Haveria muito o que falar do velho João. Homem que tem o maior rio do mundo no nome; rio brasileiro. E que, além de Amazonas, é João, nome por todos os modos e elocuções simples e brasileiramente cristão. Nome de profeta e de apóstolo. Nome de músico; de escritor. Estava mesmo faltando um grande marxista com esse nome. Tava mesmo faltando um grande político com esse nome de João.

      Amazonas gostava de citar uns versos de Gonçalves Dias. São de um poema que traduzia a ele mesmo, João: "a vida é luta renhida. Viver é lutar". Chegou mesmo a declarar que queria ser lembrado como um homem lutador – o que, de resto e segundo ele mesmo, caracteriza qualquer brasileiro.

      Era mesmo um homem de luta esse João. Era mesmo um lutador. Palmilhou selva, combateu exércitos, curtiu a saudade no exílio (Olhaí Gonçalves Dias de novo!), viveu metade de sua vida clandestino, perseguido, proscrito.

      Miúdo de corpo, combateu gigantes. Enfrentou o chefe supremo do PCUS, Nikita Kruschev, e lhe disse na taba das ventas que era um traidor. Peitou Mao, grande líder chinês, e o acusou de tergiversar com sua teoria dos três mundos. Não se deixou intimidar por Prestes e seu prestígio de Cavaleiro da Esperança, e lhe lançou às faces o epípeto de liquidacionista.

      Atrevido esse João. Soube dizer-se errado quando assim se pilhava. Ousou renovar-se quando assim a vida o exigia. Soube interpretar o rumo dos ventos, o marulho das folhas, a marcha das formigas – no âmago do silêncio ou no olho das tormentas.

      A primeira vez que vi João, ele tomava café. Encostado a uma mesa, segurava numa mão o pires e, na outra, a xícara que lhe embebia o bigode. Com meus dezesseis anos, passei por ele solene, cheio de formalidades. Lancei-lhe um boa tarde abafado e sério. Ele me respondeu um ôpa jovial e à vontade. Confundi-me. Senti um misto de vergonha e dúvida.

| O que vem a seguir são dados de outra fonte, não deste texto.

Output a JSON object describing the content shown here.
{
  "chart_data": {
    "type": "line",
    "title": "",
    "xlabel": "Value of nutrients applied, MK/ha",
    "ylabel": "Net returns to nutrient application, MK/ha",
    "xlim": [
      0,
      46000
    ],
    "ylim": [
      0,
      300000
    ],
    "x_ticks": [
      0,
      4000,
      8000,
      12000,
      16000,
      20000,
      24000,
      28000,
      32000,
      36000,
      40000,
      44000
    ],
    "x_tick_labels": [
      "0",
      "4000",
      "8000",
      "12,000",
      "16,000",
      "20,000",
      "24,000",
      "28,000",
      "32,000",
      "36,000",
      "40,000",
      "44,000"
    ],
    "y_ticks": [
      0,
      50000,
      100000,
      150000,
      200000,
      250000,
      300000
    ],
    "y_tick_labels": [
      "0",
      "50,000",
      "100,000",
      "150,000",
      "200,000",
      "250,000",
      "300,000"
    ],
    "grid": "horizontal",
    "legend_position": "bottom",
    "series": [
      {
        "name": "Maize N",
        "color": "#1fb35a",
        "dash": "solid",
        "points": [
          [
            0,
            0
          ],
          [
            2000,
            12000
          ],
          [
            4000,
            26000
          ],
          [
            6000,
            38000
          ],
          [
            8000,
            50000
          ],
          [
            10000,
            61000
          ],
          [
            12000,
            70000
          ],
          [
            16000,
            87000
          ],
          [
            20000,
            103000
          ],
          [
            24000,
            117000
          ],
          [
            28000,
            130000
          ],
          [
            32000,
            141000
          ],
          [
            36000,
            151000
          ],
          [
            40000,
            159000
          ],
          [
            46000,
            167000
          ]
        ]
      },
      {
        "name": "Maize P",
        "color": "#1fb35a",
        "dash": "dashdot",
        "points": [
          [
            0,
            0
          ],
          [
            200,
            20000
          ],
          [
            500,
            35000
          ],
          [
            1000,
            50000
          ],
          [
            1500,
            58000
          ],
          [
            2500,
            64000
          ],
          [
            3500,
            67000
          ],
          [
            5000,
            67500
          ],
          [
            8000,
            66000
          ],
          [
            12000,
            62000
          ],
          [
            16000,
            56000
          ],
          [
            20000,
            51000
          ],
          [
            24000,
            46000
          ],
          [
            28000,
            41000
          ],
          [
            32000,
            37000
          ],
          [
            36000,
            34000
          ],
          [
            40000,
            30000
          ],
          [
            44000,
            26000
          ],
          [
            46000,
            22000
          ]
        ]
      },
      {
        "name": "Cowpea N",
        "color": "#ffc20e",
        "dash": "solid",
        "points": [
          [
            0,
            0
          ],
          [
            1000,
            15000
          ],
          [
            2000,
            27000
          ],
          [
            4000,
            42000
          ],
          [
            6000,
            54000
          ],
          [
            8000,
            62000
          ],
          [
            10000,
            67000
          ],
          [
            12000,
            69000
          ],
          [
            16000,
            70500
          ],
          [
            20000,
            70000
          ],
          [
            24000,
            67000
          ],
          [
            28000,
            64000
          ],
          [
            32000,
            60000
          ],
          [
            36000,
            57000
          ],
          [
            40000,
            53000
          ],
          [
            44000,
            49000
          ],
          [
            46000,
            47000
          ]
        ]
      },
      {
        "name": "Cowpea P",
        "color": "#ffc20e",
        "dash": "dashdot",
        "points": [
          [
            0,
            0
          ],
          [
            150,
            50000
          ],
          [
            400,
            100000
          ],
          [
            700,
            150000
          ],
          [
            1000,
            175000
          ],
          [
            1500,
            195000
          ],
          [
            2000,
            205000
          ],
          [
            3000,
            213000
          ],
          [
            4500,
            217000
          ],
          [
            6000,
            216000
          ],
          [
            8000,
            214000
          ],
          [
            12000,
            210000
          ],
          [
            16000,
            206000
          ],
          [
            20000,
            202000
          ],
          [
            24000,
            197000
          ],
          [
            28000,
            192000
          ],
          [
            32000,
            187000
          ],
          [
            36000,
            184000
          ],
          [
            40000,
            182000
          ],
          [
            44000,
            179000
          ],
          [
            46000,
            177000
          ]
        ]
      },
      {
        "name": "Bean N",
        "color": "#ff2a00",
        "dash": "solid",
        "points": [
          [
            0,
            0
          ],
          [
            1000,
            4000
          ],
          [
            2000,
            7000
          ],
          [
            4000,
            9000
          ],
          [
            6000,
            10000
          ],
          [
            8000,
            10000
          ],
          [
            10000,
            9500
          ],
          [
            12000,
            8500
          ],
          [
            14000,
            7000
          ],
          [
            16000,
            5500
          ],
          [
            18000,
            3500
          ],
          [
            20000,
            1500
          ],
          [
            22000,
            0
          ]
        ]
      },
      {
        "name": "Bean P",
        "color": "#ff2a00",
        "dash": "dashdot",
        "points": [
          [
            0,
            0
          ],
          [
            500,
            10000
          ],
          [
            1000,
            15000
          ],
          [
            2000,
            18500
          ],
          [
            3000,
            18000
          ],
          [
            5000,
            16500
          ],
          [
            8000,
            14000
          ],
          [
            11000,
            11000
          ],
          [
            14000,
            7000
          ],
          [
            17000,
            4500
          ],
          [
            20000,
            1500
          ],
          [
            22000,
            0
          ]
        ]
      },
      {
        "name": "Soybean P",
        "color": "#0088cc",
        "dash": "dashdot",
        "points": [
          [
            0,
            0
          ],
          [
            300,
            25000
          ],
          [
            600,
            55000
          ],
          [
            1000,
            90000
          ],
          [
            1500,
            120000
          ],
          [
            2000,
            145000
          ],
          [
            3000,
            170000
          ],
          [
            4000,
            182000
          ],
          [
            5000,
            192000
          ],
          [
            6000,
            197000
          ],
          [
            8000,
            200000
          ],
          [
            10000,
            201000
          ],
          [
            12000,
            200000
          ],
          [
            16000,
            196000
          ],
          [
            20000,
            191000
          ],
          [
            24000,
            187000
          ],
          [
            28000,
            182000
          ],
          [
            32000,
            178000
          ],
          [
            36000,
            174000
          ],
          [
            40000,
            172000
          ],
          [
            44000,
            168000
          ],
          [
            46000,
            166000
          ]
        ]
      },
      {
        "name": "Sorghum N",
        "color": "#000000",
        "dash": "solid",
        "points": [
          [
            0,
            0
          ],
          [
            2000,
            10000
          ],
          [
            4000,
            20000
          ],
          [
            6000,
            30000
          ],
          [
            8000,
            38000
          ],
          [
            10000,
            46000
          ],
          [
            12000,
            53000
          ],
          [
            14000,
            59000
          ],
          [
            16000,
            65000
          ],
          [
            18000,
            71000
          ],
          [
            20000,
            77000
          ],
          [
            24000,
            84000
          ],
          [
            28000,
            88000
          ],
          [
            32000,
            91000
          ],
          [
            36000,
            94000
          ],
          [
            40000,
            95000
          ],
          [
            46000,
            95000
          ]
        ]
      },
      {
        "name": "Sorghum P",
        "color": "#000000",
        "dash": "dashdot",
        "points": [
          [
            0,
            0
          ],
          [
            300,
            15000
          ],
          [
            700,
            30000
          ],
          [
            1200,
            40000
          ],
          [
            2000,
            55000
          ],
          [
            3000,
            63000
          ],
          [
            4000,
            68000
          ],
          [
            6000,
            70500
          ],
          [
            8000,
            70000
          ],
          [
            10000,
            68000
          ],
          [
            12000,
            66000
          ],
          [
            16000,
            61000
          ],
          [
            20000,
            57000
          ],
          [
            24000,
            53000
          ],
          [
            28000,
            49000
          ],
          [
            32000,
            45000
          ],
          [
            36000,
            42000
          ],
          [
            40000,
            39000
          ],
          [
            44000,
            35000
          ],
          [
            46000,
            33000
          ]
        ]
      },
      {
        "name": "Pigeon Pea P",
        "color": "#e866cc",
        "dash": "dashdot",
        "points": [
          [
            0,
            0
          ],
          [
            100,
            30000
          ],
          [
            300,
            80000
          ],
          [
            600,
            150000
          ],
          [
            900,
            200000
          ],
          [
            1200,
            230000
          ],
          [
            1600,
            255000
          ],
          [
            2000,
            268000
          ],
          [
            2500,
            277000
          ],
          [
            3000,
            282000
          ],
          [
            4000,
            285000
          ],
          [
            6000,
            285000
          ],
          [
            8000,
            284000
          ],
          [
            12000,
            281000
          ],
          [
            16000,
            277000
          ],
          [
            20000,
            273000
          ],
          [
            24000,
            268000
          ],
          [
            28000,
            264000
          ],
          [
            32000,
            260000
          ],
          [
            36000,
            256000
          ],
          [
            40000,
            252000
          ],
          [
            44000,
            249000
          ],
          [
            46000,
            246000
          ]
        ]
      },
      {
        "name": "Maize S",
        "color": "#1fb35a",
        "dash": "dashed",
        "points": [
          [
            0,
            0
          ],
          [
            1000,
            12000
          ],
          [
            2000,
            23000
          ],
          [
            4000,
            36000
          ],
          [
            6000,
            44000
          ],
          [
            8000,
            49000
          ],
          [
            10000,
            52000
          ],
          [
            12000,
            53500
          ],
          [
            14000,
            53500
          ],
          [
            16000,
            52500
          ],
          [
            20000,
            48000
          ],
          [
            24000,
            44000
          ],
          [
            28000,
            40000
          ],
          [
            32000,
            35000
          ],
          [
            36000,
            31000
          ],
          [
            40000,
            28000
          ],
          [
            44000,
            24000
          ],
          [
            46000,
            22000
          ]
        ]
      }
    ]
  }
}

      A última vez que o vi foi no Congresso do Partido no Rio. Ele tomou a palavra para dizer que o PCdoB ia muito bem, obrigado – crescendo e aumentando sua força política e influência. E, homem de partido que era, pediu ao plenário do Congresso que o dispensasse, por favor, da tarefa que lhe foi confiada em 1962: a de presidir a esperança. Segundo ele, a cabeça queria continuar, mas o corpo de 90 anos não permitia. A militância atendeu em parte a seu pedido. Ele saiu da presidência para ocupar a presidência de honra.

      João morreu neste maio como anunciou em dezembro: "Em meu posto de combate; em minha bancada de trabalho". Suas cinzas vão misturar-se ao solo araguaio que mapeou em seus e em nossos afetos. Vão beijar as faces dos guerrilheiros tombados e nunca mortos na memória. Vão reencontrar seu amigo Maurício e reeditar sua saga e suas trilhas de sonhos. 

      Nunca mais verei João. Não mais poderei perguntar “João, pra onde?”.